Place of longing: Wellfleet on Cape Cod

by time news

Salready on the highway, Route 6 heading north, the feeling of freedom is suddenly there. The Cape Cod peninsula juts out into the Atlantic like a bent arm, and roughly at its elbow you cross an invisible border. From now on, there are no more big supermarkets, only pine forest and salty wind, kayaks and surfboards swing on car roofs. Once you have reached the drive-in cinema from the 1950s, the village of Wellfleet begins, founded in 1763. Surrounded by the sea, the land is only two to four kilometers wide in some places. People used to live from whaling here, today from oysters.

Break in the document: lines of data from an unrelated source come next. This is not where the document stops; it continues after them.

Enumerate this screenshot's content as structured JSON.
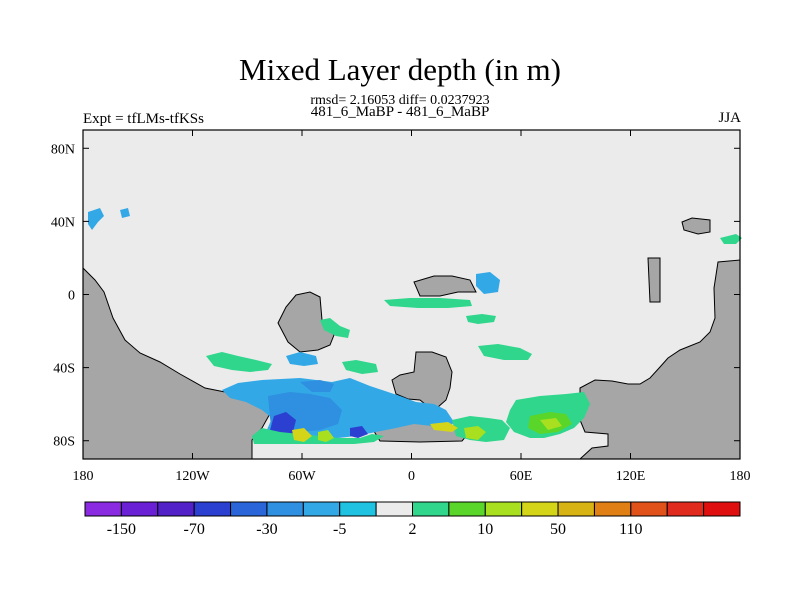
{
  "chart_data": {
    "type": "heatmap",
    "title": "Mixed Layer depth (in m)",
    "stats_line": "rmsd= 2.16053 diff= 0.0237923",
    "subtitle": "481_6_MaBP - 481_6_MaBP",
    "left_label": "Expt = tfLMs-tfKSs",
    "right_label": "JJA",
    "xlim": [
      -180,
      180
    ],
    "ylim": [
      -90,
      90
    ],
    "x_ticks": [
      {
        "value": -180,
        "label": "180"
      },
      {
        "value": -120,
        "label": "120W"
      },
      {
        "value": -60,
        "label": "60W"
      },
      {
        "value": 0,
        "label": "0"
      },
      {
        "value": 60,
        "label": "60E"
      },
      {
        "value": 120,
        "label": "120E"
      },
      {
        "value": 180,
        "label": "180"
      }
    ],
    "y_ticks": [
      {
        "value": 80,
        "label": "80N"
      },
      {
        "value": 40,
        "label": "40N"
      },
      {
        "value": 0,
        "label": "0"
      },
      {
        "value": -40,
        "label": "40S"
      },
      {
        "value": -80,
        "label": "80S"
      }
    ],
    "colorbar": {
      "colors": [
        "#8a2be2",
        "#6a21d6",
        "#5222c8",
        "#2b3fd0",
        "#2a66d9",
        "#2f8fe0",
        "#33a8e6",
        "#1fc2e0",
        "#ebebeb",
        "#2fd68c",
        "#5ad62a",
        "#a8e020",
        "#d4d419",
        "#d7b414",
        "#e07f14",
        "#e0521a",
        "#e02a1e",
        "#e00f0f"
      ],
      "labels": [
        "-150",
        "-70",
        "-30",
        "-5",
        "2",
        "10",
        "50",
        "110"
      ]
    },
    "land_color": "#a6a6a6",
    "ocean_zero_color": "#ebebeb"
  }
}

The historic town has a good 3,500 inhabitants, and the number quintuples in summer. However, you will look in vain for everything that makes up the Hamptons: swanky cars, public nightlife, skating shows, manicured gardens. Creative people who are looking for peace and quiet come to Wellfleet. The New York Times described the audience years ago: “The entire faculty of Columbia and Harvard, the staff of the Paris Review and the New Yorker, and half the psychoanalysts of the Upper West Side.” To them heaps of galleries, a theatre, the bookshop with an adjoining restaurant and three cannabis dispensaries await. Also a French bakery, in front of which there is a 15 meter long queue at the weekend.